Des scénarios fondés sur 100 % d'énergies renouvelables peuvent être envisagés, y compris en France. C'est l'Agence internationale de l'énergie qui le dit. Cela suppose la combinaison de nombreux types d'énergie différentes : l'hydraulique, l'éolien terrestre, l'éolien offshore, le photovoltaïque, le biogaz, l'hydrogène, etc. Quoi qu'il en soit, il convient de réfléchir aux coûts et aux contraintes liées à ces choix. À l'inverse, si personne n'envisage un scénario à 100 % de nucléaire, il importe de regarder ce qu'en rester à 70 % impliquerait en termes d'investissements et de déchets. Les déchets des éoliennes n'ont pas le même effet environnemental que les déchets nucléaires. De même, le refroidissement des réacteurs nous coûtera cher.

Vous avez raison de dire, madame Beauvais, que quand on réfléchit au mix futur, on doit penser à la facture des Français. L'Agence internationale de l'énergie – car je me fonde sur des faits et sur des émetteurs reconnus par tous pour leur sérieux – considère qu'en 2035 les coûts de production du nouveau nucléaire seront trois à quatre fois plus élevés que ceux des différentes énergies renouvelables. Je suis obligée de le prendre en considération. Il ne s'agit pas ici de dogmatisme : si nous ne tenions pas compte de tous ces éléments dans la composition du mix et que le prix de l'électricité devenait plus élevé en France que dans des pays voisins ayant fait d'autres choix, nous aurions des comptes à rendre à nos concitoyens. Il n'y a pas de réponse magique, mais il faut se fonder sur la raison et sur les faits pour trouver les meilleures solutions possibles.

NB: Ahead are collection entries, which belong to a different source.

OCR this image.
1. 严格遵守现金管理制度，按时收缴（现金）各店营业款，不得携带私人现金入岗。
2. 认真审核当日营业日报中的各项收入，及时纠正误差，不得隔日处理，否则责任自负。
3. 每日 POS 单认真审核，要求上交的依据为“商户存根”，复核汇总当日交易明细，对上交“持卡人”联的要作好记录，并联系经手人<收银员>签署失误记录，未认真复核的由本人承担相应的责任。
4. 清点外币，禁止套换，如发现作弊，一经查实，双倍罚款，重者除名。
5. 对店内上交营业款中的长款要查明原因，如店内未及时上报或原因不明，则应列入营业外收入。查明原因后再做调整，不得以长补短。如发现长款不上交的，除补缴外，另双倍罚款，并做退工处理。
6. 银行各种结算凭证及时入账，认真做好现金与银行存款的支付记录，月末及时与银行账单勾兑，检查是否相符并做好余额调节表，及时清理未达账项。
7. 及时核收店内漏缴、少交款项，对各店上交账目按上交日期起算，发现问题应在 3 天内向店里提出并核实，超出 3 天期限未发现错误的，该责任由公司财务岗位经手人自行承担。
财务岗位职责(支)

Dans certains territoires, l'implantation d'éoliennes a créé un sentiment d'encerclement, parce que l'installation n'avait pas été faite correctement. C'est précisément ce à quoi j'essaie de remédier. La semaine dernière, j'ai adressé aux préfets une circulaire leur demandant d'établir, en concertation avec les acteurs des territoires – élus locaux mais aussi représentants d'associations, riverains et promoteurs de projets –, une cartographie des lieux où l'on peut et où l'on ne peut pas installer des éoliennes, afin de mettre tout le monde d'accord. Dès lors, comme prévu par le projet de loi climat et résilience, les objectifs de la PPE pourront être déclinés dans chaque région ; tout le monde se mettra autour de la table pour définir ce qu'il convient de faire en fonction des besoins. On informe mieux, on donne plus de visibilité, on sort du sentiment d'anarchie que certains pouvaient avoir. Il y avait un manque d'information, et il est vrai que certaines pratiques ont créé des difficultés auxquelles il convient de remédier. J'essaie de le faire afin de développer les énergies renouvelables dont notre pays a besoin.

L'Agence internationale de l'énergie indique qu'au niveau mondial, le mix électrique devra être composé à 90 % d'énergies renouvelables. Elle n'écarte pas le nucléaire, mais elle dit qu'il devrait se situer à environ 10 %. Dans les mix que nous allons préparer pour l'après 2035, l'éventail des possibles est large. Mon rôle est de faire en sorte qu'il soit étudié correctement.

Le plan de relance a permis d'ouvrir MaPrimeRénov', au 1er juillet, aux ménages aux revenus intermédiaires ou supérieurs, aux copropriétés et aux propriétaires bailleurs – à cet égard, il était d'autant plus important de le faire que la loi climat et résilience prévoit des mesures pour les locations –, ainsi qu'une adaptation des moyens afin d'assurer l'augmentation du nombre de dossiers au regard de l'élargissement du périmètre de bénéficiaires. Le rythme de traitement atteint près 16 000 dossiers par semaine et le processus de versement des paiements a été largement optimisé, pour atteindre la moyenne de 7 000 dossiers par semaine. Il y a eu un temps de démarrage ; le mouvement est désormais lancé. Les systèmes d'information nécessaires sont en place.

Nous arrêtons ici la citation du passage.